Pakistan Today

Govt committed to lowering malnutrition: Khawaja Imran Nazir

LAHORE: Punjab Minister for Primary and Secondary Health (P&SH) Khawaja Imran Nazir said on Wednesday that the provincial government was committed to drastically lowering the malnutrition indicators.

He was addressing a seminar on Wednesday organised by Planning and Development Department and Multi-Sectoral Nutrition Cell titled ‘Nutrition National Perspective: Role of Provinces’. The Punjab government hosted an event in order to reiterate its commitment towards ending hunger, achieving food security and improving nutrition in collaboration with all the provinces.

Khawaja Imran Nazir said that the P&SH had the right strategies and programs currently underway to approach the problem of malnutrition in all 36 districts of the province with efforts being directed towards service delivery and behaviour change communication to ensure that the problem of malnutrition was dealt with a forceful hand.

The minister said that the department had been prioritising the challenge of malnutrition in the southern Punjab that depicted the highest malnutrition rate in the province through the inclusion of a new programme focused in the region. The P&D Department, along with the Multi-Sectoral Nutrition Centre, in his view, was making a commendable effort in gathering all key stakeholders, in an attempt to share lessons that have been learnt thus far for the purpose of devising a pragmatic way forward.

While inaugurating the session, P&D Chairman Muhammad Jahanzeb Khan stressed that it was imperative for Pakistan to ensure that there was an improvement in the nutrition of mother and child. The burden of the endemic on Pakistan’s economy was enormous with Pakistan losing USD 7.6 billion or 3% of its GDP as a result of malnutrition. The P&D Chairman stated that for Punjab the most agrarian, literate and economic province of Pakistan, the responsibility to fight this endemic was even greater.
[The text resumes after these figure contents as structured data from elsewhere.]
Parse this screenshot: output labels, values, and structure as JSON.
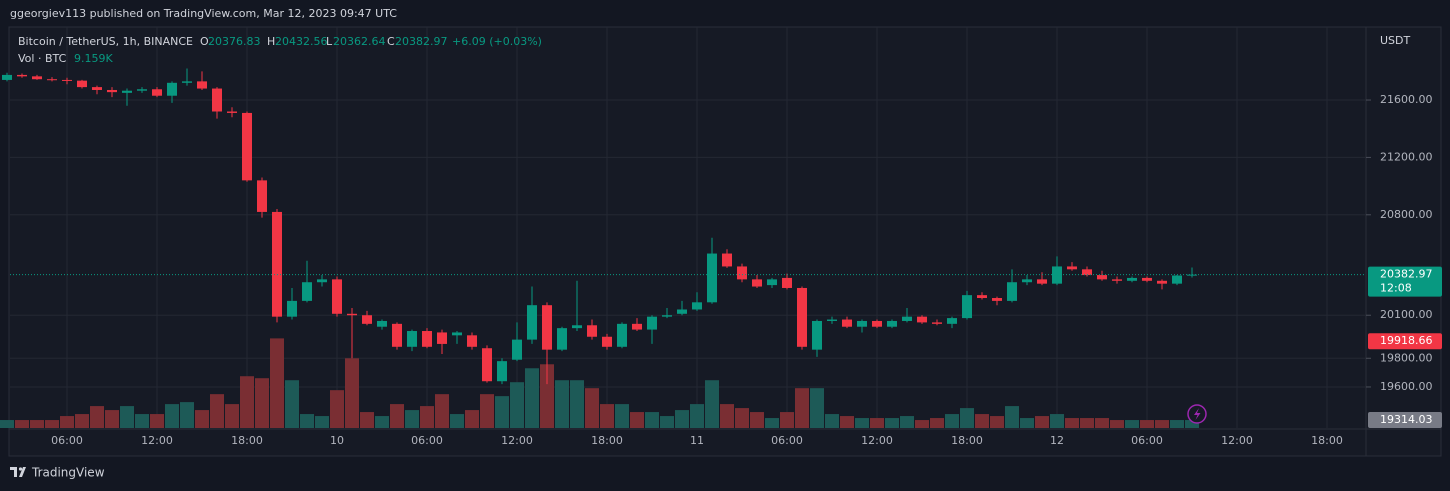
{
  "header": {
    "published": "ggeorgiev113 published on TradingView.com, Mar 12, 2023 09:47 UTC",
    "symbol": "Bitcoin / TetherUS, 1h, BINANCE",
    "o": "O",
    "h": "H",
    "l": "L",
    "c": "C",
    "change_label": "+6.09 (+0.03%)",
    "volume_title": "Vol · BTC",
    "volume_label": "9.159K",
    "currency": "USDT",
    "countdown": "12:08",
    "brand": "TradingView"
  },
  "chart_data": {
    "type": "candlestick",
    "x": [
      "2023-03-09 02:00",
      "2023-03-09 03:00",
      "2023-03-09 04:00",
      "2023-03-09 05:00",
      "2023-03-09 06:00",
      "2023-03-09 07:00",
      "2023-03-09 08:00",
      "2023-03-09 09:00",
      "2023-03-09 10:00",
      "2023-03-09 11:00",
      "2023-03-09 12:00",
      "2023-03-09 13:00",
      "2023-03-09 14:00",
      "2023-03-09 15:00",
      "2023-03-09 16:00",
      "2023-03-09 17:00",
      "2023-03-09 18:00",
      "2023-03-09 19:00",
      "2023-03-09 20:00",
      "2023-03-09 21:00",
      "2023-03-09 22:00",
      "2023-03-09 23:00",
      "2023-03-10 00:00",
      "2023-03-10 01:00",
      "2023-03-10 02:00",
      "2023-03-10 03:00",
      "2023-03-10 04:00",
      "2023-03-10 05:00",
      "2023-03-10 06:00",
      "2023-03-10 07:00",
      "2023-03-10 08:00",
      "2023-03-10 09:00",
      "2023-03-10 10:00",
      "2023-03-10 11:00",
      "2023-03-10 12:00",
      "2023-03-10 13:00",
      "2023-03-10 14:00",
      "2023-03-10 15:00",
      "2023-03-10 16:00",
      "2023-03-10 17:00",
      "2023-03-10 18:00",
      "2023-03-10 19:00",
      "2023-03-10 20:00",
      "2023-03-10 21:00",
      "2023-03-10 22:00",
      "2023-03-10 23:00",
      "2023-03-11 00:00",
      "2023-03-11 01:00",
      "2023-03-11 02:00",
      "2023-03-11 03:00",
      "2023-03-11 04:00",
      "2023-03-11 05:00",
      "2023-03-11 06:00",
      "2023-03-11 07:00",
      "2023-03-11 08:00",
      "2023-03-11 09:00",
      "2023-03-11 10:00",
      "2023-03-11 11:00",
      "2023-03-11 12:00",
      "2023-03-11 13:00",
      "2023-03-11 14:00",
      "2023-03-11 15:00",
      "2023-03-11 16:00",
      "2023-03-11 17:00",
      "2023-03-11 18:00",
      "2023-03-11 19:00",
      "2023-03-11 20:00",
      "2023-03-11 21:00",
      "2023-03-11 22:00",
      "2023-03-11 23:00",
      "2023-03-12 00:00",
      "2023-03-12 01:00",
      "2023-03-12 02:00",
      "2023-03-12 03:00",
      "2023-03-12 04:00",
      "2023-03-12 05:00",
      "2023-03-12 06:00",
      "2023-03-12 07:00",
      "2023-03-12 08:00",
      "2023-03-12 09:00"
    ],
    "open": [
      21740,
      21775,
      21765,
      21745,
      21740,
      21735,
      21690,
      21670,
      21650,
      21665,
      21675,
      21630,
      21720,
      21730,
      21680,
      21520,
      21510,
      21040,
      20820,
      20090,
      20200,
      20330,
      20350,
      20110,
      20100,
      20020,
      20040,
      19880,
      19990,
      19980,
      19960,
      19960,
      19870,
      19640,
      19790,
      19930,
      20170,
      19860,
      20010,
      20030,
      19950,
      19880,
      20040,
      20000,
      20090,
      20110,
      20140,
      20190,
      20530,
      20440,
      20350,
      20310,
      20360,
      20290,
      19860,
      20060,
      20070,
      20020,
      20060,
      20020,
      20060,
      20090,
      20050,
      20040,
      20080,
      20240,
      20220,
      20200,
      20330,
      20350,
      20320,
      20440,
      20420,
      20380,
      20350,
      20340,
      20360,
      20340,
      20320,
      20376.83
    ],
    "high": [
      21790,
      21785,
      21775,
      21760,
      21755,
      21740,
      21700,
      21690,
      21680,
      21690,
      21690,
      21730,
      21820,
      21800,
      21690,
      21550,
      21520,
      21060,
      20840,
      20290,
      20480,
      20380,
      20370,
      20150,
      20130,
      20070,
      20050,
      20000,
      20010,
      20000,
      19990,
      19980,
      19890,
      19800,
      20050,
      20300,
      20190,
      20020,
      20340,
      20070,
      19970,
      20050,
      20080,
      20100,
      20150,
      20200,
      20260,
      20640,
      20560,
      20460,
      20380,
      20360,
      20390,
      20300,
      20070,
      20090,
      20090,
      20070,
      20070,
      20070,
      20150,
      20100,
      20070,
      20090,
      20270,
      20260,
      20230,
      20420,
      20380,
      20400,
      20510,
      20470,
      20440,
      20410,
      20370,
      20370,
      20370,
      20350,
      20380,
      20432.56
    ],
    "low": [
      21730,
      21755,
      21740,
      21730,
      21710,
      21680,
      21640,
      21620,
      21560,
      21650,
      21620,
      21580,
      21700,
      21670,
      21470,
      21480,
      21030,
      20780,
      20050,
      20070,
      20190,
      20300,
      20090,
      19800,
      20030,
      20000,
      19860,
      19850,
      19870,
      19830,
      19900,
      19860,
      19630,
      19620,
      19780,
      19900,
      19620,
      19850,
      19990,
      19930,
      19860,
      19870,
      19990,
      19900,
      20080,
      20100,
      20130,
      20180,
      20430,
      20330,
      20290,
      20290,
      20280,
      19860,
      19810,
      20040,
      20010,
      19980,
      20010,
      20010,
      20050,
      20040,
      20030,
      20010,
      20070,
      20210,
      20170,
      20190,
      20310,
      20310,
      20310,
      20410,
      20370,
      20340,
      20320,
      20330,
      20330,
      20280,
      20310,
      20362.64
    ],
    "close": [
      21775,
      21765,
      21745,
      21740,
      21735,
      21690,
      21670,
      21655,
      21665,
      21675,
      21630,
      21720,
      21730,
      21680,
      21520,
      21510,
      21040,
      20820,
      20090,
      20200,
      20330,
      20350,
      20110,
      20100,
      20040,
      20060,
      19880,
      19990,
      19880,
      19900,
      19980,
      19880,
      19640,
      19780,
      19930,
      20170,
      19860,
      20010,
      20030,
      19950,
      19880,
      20040,
      20000,
      20090,
      20100,
      20140,
      20190,
      20530,
      20440,
      20350,
      20300,
      20350,
      20290,
      19880,
      20060,
      20070,
      20020,
      20060,
      20020,
      20060,
      20090,
      20050,
      20040,
      20080,
      20240,
      20220,
      20200,
      20330,
      20350,
      20320,
      20440,
      20420,
      20380,
      20350,
      20340,
      20360,
      20340,
      20320,
      20376.88,
      20382.97
    ],
    "volume": [
      9160,
      9160,
      9160,
      9160,
      13740,
      16030,
      25190,
      20610,
      25190,
      16030,
      16030,
      27480,
      29770,
      20610,
      38930,
      27480,
      59540,
      57250,
      103050,
      54960,
      16030,
      13740,
      43510,
      80150,
      18320,
      13740,
      27480,
      20610,
      25190,
      38930,
      16030,
      20610,
      38930,
      36640,
      52670,
      68700,
      73280,
      54960,
      54960,
      45800,
      27480,
      27480,
      18320,
      18320,
      13740,
      20610,
      27480,
      54960,
      27480,
      22900,
      18320,
      11450,
      18320,
      45800,
      45800,
      16030,
      13740,
      11450,
      11450,
      11450,
      13740,
      9160,
      11450,
      16030,
      22900,
      16030,
      13740,
      25190,
      11450,
      13740,
      16030,
      11450,
      11450,
      11450,
      9160,
      9160,
      9160,
      9160,
      9160,
      9159
    ],
    "up_color": "#089981",
    "down_color": "#f23645",
    "volume_up_color": "#1d5a57",
    "volume_down_color": "#7a2e33",
    "ylim": [
      19314,
      22102
    ],
    "yticks": [
      {
        "value": 21600,
        "label": "21600.00"
      },
      {
        "value": 21200,
        "label": "21200.00"
      },
      {
        "value": 20800,
        "label": "20800.00"
      },
      {
        "value": 20100,
        "label": "20100.00"
      },
      {
        "value": 19800,
        "label": "19800.00"
      },
      {
        "value": 19600,
        "label": "19600.00"
      }
    ],
    "volume_lim": [
      0,
      115000
    ],
    "xticks": [
      {
        "value": "2023-03-09 06:00",
        "label": "06:00"
      },
      {
        "value": "2023-03-09 12:00",
        "label": "12:00"
      },
      {
        "value": "2023-03-09 18:00",
        "label": "18:00"
      },
      {
        "value": "2023-03-10 00:00",
        "label": "10"
      },
      {
        "value": "2023-03-10 06:00",
        "label": "06:00"
      },
      {
        "value": "2023-03-10 12:00",
        "label": "12:00"
      },
      {
        "value": "2023-03-10 18:00",
        "label": "18:00"
      },
      {
        "value": "2023-03-11 00:00",
        "label": "11"
      },
      {
        "value": "2023-03-11 06:00",
        "label": "06:00"
      },
      {
        "value": "2023-03-11 12:00",
        "label": "12:00"
      },
      {
        "value": "2023-03-11 18:00",
        "label": "18:00"
      },
      {
        "value": "2023-03-12 00:00",
        "label": "12"
      },
      {
        "value": "2023-03-12 06:00",
        "label": "06:00"
      },
      {
        "value": "2023-03-12 12:00",
        "label": "12:00"
      },
      {
        "value": "2023-03-12 18:00",
        "label": "18:00"
      }
    ],
    "grid": true,
    "price_tags": [
      {
        "value": 19918.66,
        "color": "#f23645"
      },
      {
        "value": 19314.03,
        "color": "#787b86"
      }
    ]
  }
}
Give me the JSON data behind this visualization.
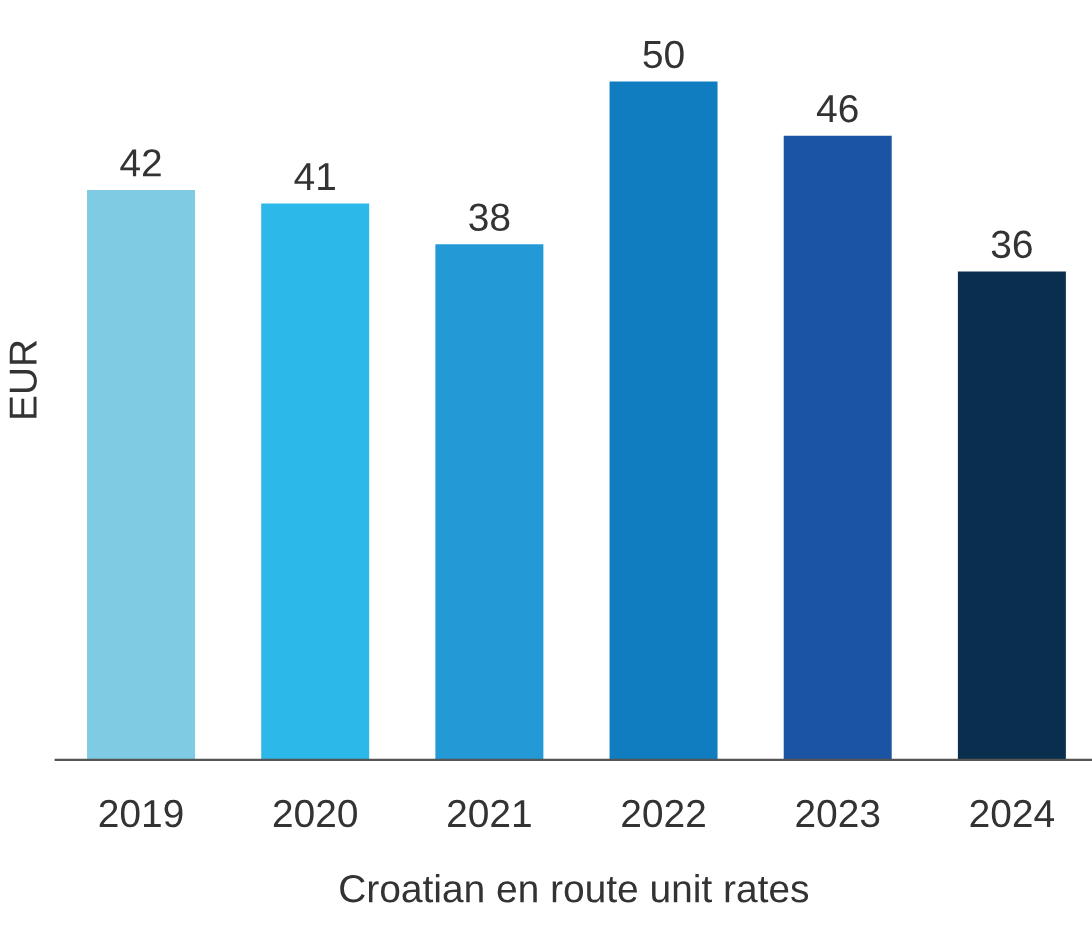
{
  "chart_data": {
    "type": "bar",
    "xlabel": "Croatian en route unit rates",
    "ylabel": "EUR",
    "categories": [
      "2019",
      "2020",
      "2021",
      "2022",
      "2023",
      "2024"
    ],
    "values": [
      42,
      41,
      38,
      50,
      46,
      36
    ],
    "colors": [
      "#7fcbe4",
      "#2db8ea",
      "#239ad6",
      "#0f7dc0",
      "#1b54a3",
      "#0a2e4d"
    ],
    "data_labels": true,
    "grid": false,
    "legend": false
  }
}
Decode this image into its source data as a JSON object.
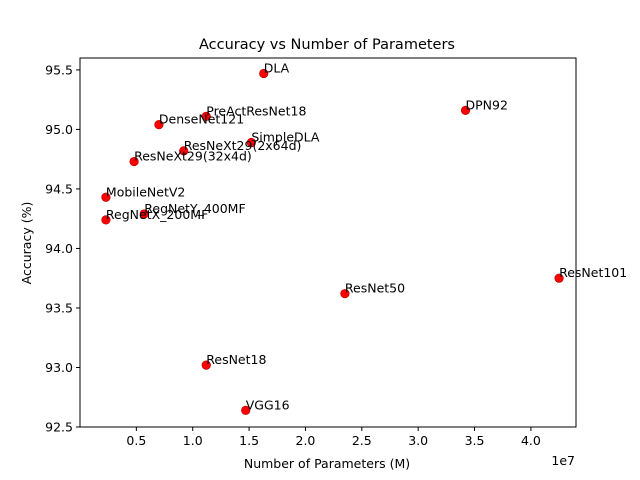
{
  "chart_data": {
    "type": "scatter",
    "title": "Accuracy vs Number of Parameters",
    "xlabel": "Number of Parameters (M)",
    "ylabel": "Accuracy (%)",
    "x_offset_label": "1e7",
    "xlim": [
      0.0,
      44000000.0
    ],
    "ylim": [
      92.5,
      95.6
    ],
    "xticks": [
      5000000,
      10000000,
      15000000,
      20000000,
      25000000,
      30000000,
      35000000,
      40000000
    ],
    "xtick_labels": [
      "0.5",
      "1.0",
      "1.5",
      "2.0",
      "2.5",
      "3.0",
      "3.5",
      "4.0"
    ],
    "yticks": [
      92.5,
      93.0,
      93.5,
      94.0,
      94.5,
      95.0,
      95.5
    ],
    "ytick_labels": [
      "92.5",
      "93.0",
      "93.5",
      "94.0",
      "94.5",
      "95.0",
      "95.5"
    ],
    "grid": false,
    "marker_color": "#ff0000",
    "marker_edge_color": "#b00000",
    "points": [
      {
        "label": "DLA",
        "x": 16300000,
        "y": 95.47
      },
      {
        "label": "DPN92",
        "x": 34200000,
        "y": 95.16
      },
      {
        "label": "PreActResNet18",
        "x": 11200000,
        "y": 95.11
      },
      {
        "label": "DenseNet121",
        "x": 7000000,
        "y": 95.04
      },
      {
        "label": "SimpleDLA",
        "x": 15200000,
        "y": 94.89
      },
      {
        "label": "ResNeXt29(2x64d)",
        "x": 9200000,
        "y": 94.82
      },
      {
        "label": "ResNeXt29(32x4d)",
        "x": 4800000,
        "y": 94.73
      },
      {
        "label": "MobileNetV2",
        "x": 2300000,
        "y": 94.43
      },
      {
        "label": "RegNetY_400MF",
        "x": 5700000,
        "y": 94.29
      },
      {
        "label": "RegNetX_200MF",
        "x": 2300000,
        "y": 94.24
      },
      {
        "label": "ResNet101",
        "x": 42500000,
        "y": 93.75
      },
      {
        "label": "ResNet50",
        "x": 23500000,
        "y": 93.62
      },
      {
        "label": "ResNet18",
        "x": 11200000,
        "y": 93.02
      },
      {
        "label": "VGG16",
        "x": 14700000,
        "y": 92.64
      }
    ]
  }
}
“We must lead the call against malnutrition and hunger, for it was not only about establishing food security, but about enhancing future economic growth and sustainable development of the province and ultimately our country. Economic Growth was just one benefit of an improved nutritional standing of the province-attendance at schools, increased literacy, increased employment and increased standard of living – were all drivers that should motivate us to work together for nutrition,” he ended.